Pensando Na Vida
São tantos os acontecimentos do cotidiano que até esqueço de escrever que há algum tempo estou frequentando a senzala que nada mais é do que a Academia do Coração do Hospital Costantini. Como cardiopata sou cobrado para fazer ginástica e confesso que não gosto nem um pouco, aliás nunca gostei de fazer exercícios, nem mesmo os de aritmética. Vou contrariado, empurrado, puxado, rebocado, mas eu acabo indo de livre e espontânea pressão.

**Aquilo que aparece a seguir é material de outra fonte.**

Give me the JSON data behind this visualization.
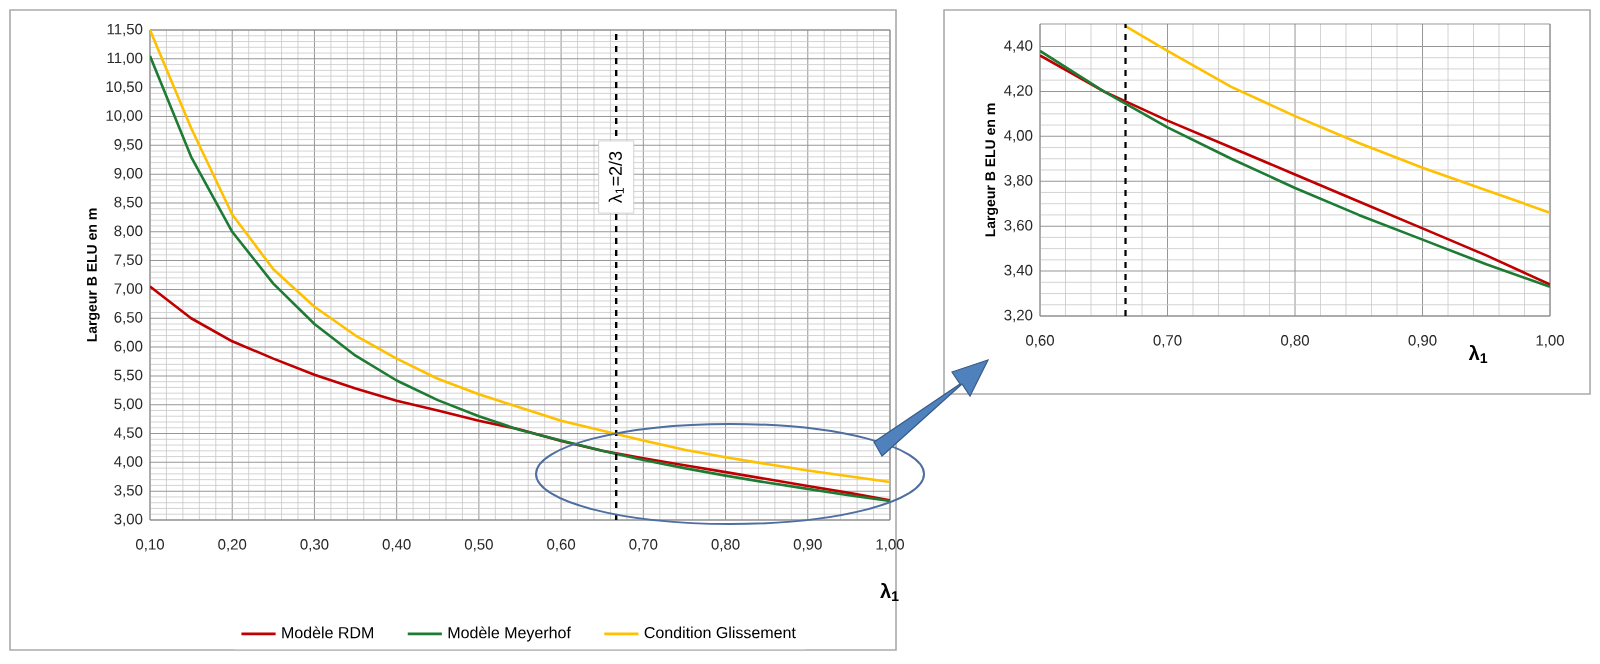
{
  "chart_data": [
    {
      "type": "line",
      "xlabel": "**λ$_{1}$**",
      "ylabel": "**Largeur B ELU en m**",
      "xlim": [
        0.1,
        1.0
      ],
      "ylim": [
        3.0,
        11.5
      ],
      "xticks": [
        {
          "value": 0.1,
          "label": "0,10"
        },
        {
          "value": 0.2,
          "label": "0,20"
        },
        {
          "value": 0.3,
          "label": "0,30"
        },
        {
          "value": 0.4,
          "label": "0,40"
        },
        {
          "value": 0.5,
          "label": "0,50"
        },
        {
          "value": 0.6,
          "label": "0,60"
        },
        {
          "value": 0.7,
          "label": "0,70"
        },
        {
          "value": 0.8,
          "label": "0,80"
        },
        {
          "value": 0.9,
          "label": "0,90"
        },
        {
          "value": 1.0,
          "label": "1,00"
        }
      ],
      "yticks": [
        {
          "value": 3.0,
          "label": "3,00"
        },
        {
          "value": 3.5,
          "label": "3,50"
        },
        {
          "value": 4.0,
          "label": "4,00"
        },
        {
          "value": 4.5,
          "label": "4,50"
        },
        {
          "value": 5.0,
          "label": "5,00"
        },
        {
          "value": 5.5,
          "label": "5,50"
        },
        {
          "value": 6.0,
          "label": "6,00"
        },
        {
          "value": 6.5,
          "label": "6,50"
        },
        {
          "value": 7.0,
          "label": "7,00"
        },
        {
          "value": 7.5,
          "label": "7,50"
        },
        {
          "value": 8.0,
          "label": "8,00"
        },
        {
          "value": 8.5,
          "label": "8,50"
        },
        {
          "value": 9.0,
          "label": "9,00"
        },
        {
          "value": 9.5,
          "label": "9,50"
        },
        {
          "value": 10.0,
          "label": "10,00"
        },
        {
          "value": 10.5,
          "label": "10,50"
        },
        {
          "value": 11.0,
          "label": "11,00"
        },
        {
          "value": 11.5,
          "label": "11,50"
        }
      ],
      "grid": true,
      "legend": "bottom",
      "ref_lines": [
        {
          "axis": "x",
          "value": 0.667,
          "label": "λ$_{1}$=2/3",
          "line_style": "dashed",
          "color": "#000000"
        }
      ],
      "series": [
        {
          "name": "Modèle RDM",
          "color": "#c00000",
          "x": [
            0.1,
            0.15,
            0.2,
            0.25,
            0.3,
            0.35,
            0.4,
            0.45,
            0.5,
            0.55,
            0.6,
            0.65,
            0.7,
            0.75,
            0.8,
            0.85,
            0.9,
            0.95,
            1.0
          ],
          "values": [
            7.05,
            6.5,
            6.1,
            5.8,
            5.52,
            5.28,
            5.07,
            4.9,
            4.72,
            4.57,
            4.37,
            4.2,
            4.07,
            3.95,
            3.83,
            3.71,
            3.59,
            3.47,
            3.34
          ]
        },
        {
          "name": "Modèle Meyerhof",
          "color": "#1e7b34",
          "x": [
            0.1,
            0.15,
            0.2,
            0.25,
            0.3,
            0.35,
            0.4,
            0.45,
            0.5,
            0.55,
            0.6,
            0.65,
            0.7,
            0.75,
            0.8,
            0.85,
            0.9,
            0.95,
            1.0
          ],
          "values": [
            11.05,
            9.3,
            8.0,
            7.1,
            6.4,
            5.85,
            5.42,
            5.08,
            4.8,
            4.56,
            4.38,
            4.2,
            4.04,
            3.9,
            3.77,
            3.65,
            3.54,
            3.43,
            3.33
          ]
        },
        {
          "name": "Condition Glissement",
          "color": "#ffc000",
          "x": [
            0.1,
            0.15,
            0.2,
            0.25,
            0.3,
            0.35,
            0.4,
            0.45,
            0.5,
            0.55,
            0.6,
            0.65,
            0.7,
            0.75,
            0.8,
            0.85,
            0.9,
            0.95,
            1.0
          ],
          "values": [
            11.5,
            9.8,
            8.3,
            7.35,
            6.7,
            6.2,
            5.8,
            5.45,
            5.18,
            4.95,
            4.72,
            4.55,
            4.38,
            4.22,
            4.09,
            3.97,
            3.86,
            3.76,
            3.66
          ]
        }
      ]
    },
    {
      "type": "line",
      "xlabel": "**λ$_{1}$**",
      "ylabel": "**Largeur B ELU en m**",
      "xlim": [
        0.6,
        1.0
      ],
      "ylim": [
        3.2,
        4.5
      ],
      "xticks": [
        {
          "value": 0.6,
          "label": "0,60"
        },
        {
          "value": 0.7,
          "label": "0,70"
        },
        {
          "value": 0.8,
          "label": "0,80"
        },
        {
          "value": 0.9,
          "label": "0,90"
        },
        {
          "value": 1.0,
          "label": "1,00"
        }
      ],
      "yticks": [
        {
          "value": 3.2,
          "label": "3,20"
        },
        {
          "value": 3.4,
          "label": "3,40"
        },
        {
          "value": 3.6,
          "label": "3,60"
        },
        {
          "value": 3.8,
          "label": "3,80"
        },
        {
          "value": 4.0,
          "label": "4,00"
        },
        {
          "value": 4.2,
          "label": "4,20"
        },
        {
          "value": 4.4,
          "label": "4,40"
        }
      ],
      "grid": true,
      "ref_lines": [
        {
          "axis": "x",
          "value": 0.667,
          "line_style": "dashed",
          "color": "#000000"
        }
      ],
      "series": [
        {
          "color": "#c00000",
          "x": [
            0.6,
            0.65,
            0.7,
            0.75,
            0.8,
            0.85,
            0.9,
            0.95,
            1.0
          ],
          "values": [
            4.36,
            4.2,
            4.07,
            3.95,
            3.83,
            3.71,
            3.59,
            3.47,
            3.34
          ]
        },
        {
          "color": "#1e7b34",
          "x": [
            0.6,
            0.65,
            0.7,
            0.75,
            0.8,
            0.85,
            0.9,
            0.95,
            1.0
          ],
          "values": [
            4.38,
            4.2,
            4.04,
            3.9,
            3.77,
            3.65,
            3.54,
            3.43,
            3.33
          ]
        },
        {
          "color": "#ffc000",
          "x": [
            0.667,
            0.7,
            0.75,
            0.8,
            0.85,
            0.9,
            0.95,
            1.0
          ],
          "values": [
            4.49,
            4.38,
            4.22,
            4.09,
            3.97,
            3.86,
            3.76,
            3.66
          ]
        }
      ]
    }
  ]
}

A Academia atendida por três competentes fisioterapeutas está situada no terceiro andar do prédio do hospital, devidamente equipada com aparelhos de ginástica e sob rigoroso controle para prevenir do Covid.
Embora seja um espaço amplo, com janelões frontais, só é permitida a frequência de um pequeno número de usuários. E três vezes por semana, sempre as onze horas da manhã, depois de medir a pressão arterial eu começo minha jornada ciclística, pois sentado na bicicleta ergométrica que não sai nunca do lugar fico pedalando por trinta ou mais minutos. E as vezes vou longe, para onde minha imaginação me levar. Mas na última semana eu tenho olhado da bicicleta onde estou sentado, pela janela e deparado com uma pequena sacada de um prédio de aspecto bem simples, localizado há uma distância não muito longínqua, uma senhora de idade sentada em uma cadeira olhando as imediações. Aquela mulher sempre está no mesmo local quando me sento na bicicleta. Então passei a pensar comigo mesmo sobre aquela figura solitária.
Pela aparência apesar da distância a senhora deve ter mais de oitenta anos; o quê será que ela está pensando? Ou ela estaria ali na esperança de reencontrar alguém? Será que ela sonha? Com um amor que partiu? Talvez esteja rezando por alguém?
Quem sabe esteja sofrendo de solidão? Pode ser também que esteja feliz e dando graças a Deus por ter uma família saudável. Quem sabe? Enquanto eu continuo pedalando e suando sem desviar os olhos daquela sacada. Tenho vontade um dia de conhecer aquela mulher e perguntar se ela não cansa de ficar naquele mesmo lugar toda a manhã, olhando resignada para todos os lados.
É claro que não tenho esse direito, seria uma intromissão indevida. Prefiro ficar sem saber e tirar minhas próprias conclusões mesmo tendo ciência que talvez não sejam as mais verdadeiras. Acho que a senhorinha fica na sacada para olhar o horizonte, uma linha imaginária que esconde um outro lado invisível pois os olhos não enxergam. Mas talvez ela enxergue lembranças que lhe são caras, momentos que foram só seus, conquistas, amizades do coração e a felicidade perdida. Sim, claro, é isto mesmo. Ela fica absorta e feliz com tudo que vê, o importante é que que ela é uma mulher feliz.
Terminou meu tempo e paro de pedalar.
Mas arrisco olhar para a sacada antes de fazer outro exercício e a mulher não estava mais no local, tinha entrado para o interior do apartamento. Continuei olhando para ver se ela aparecia, mas foi inútil. Percebi então que eu estava feliz na senzala, com certeza por achar que a mulher da sacada era uma pessoa feliz. E talvez seja mesmo, quem pode dizer o contrário? Afinal ela tem todo esse direito ...
“Quem pode dizer que uma pessoa seja feliz ou não? Mas dá para imaginar só de olhar alguém numa sacada. É verdade. Basta olhar com bons olhos, nada mais. E se acontecer com você tenha certeza que enxergar a felicidade nos outros faz muito bem para a alma!”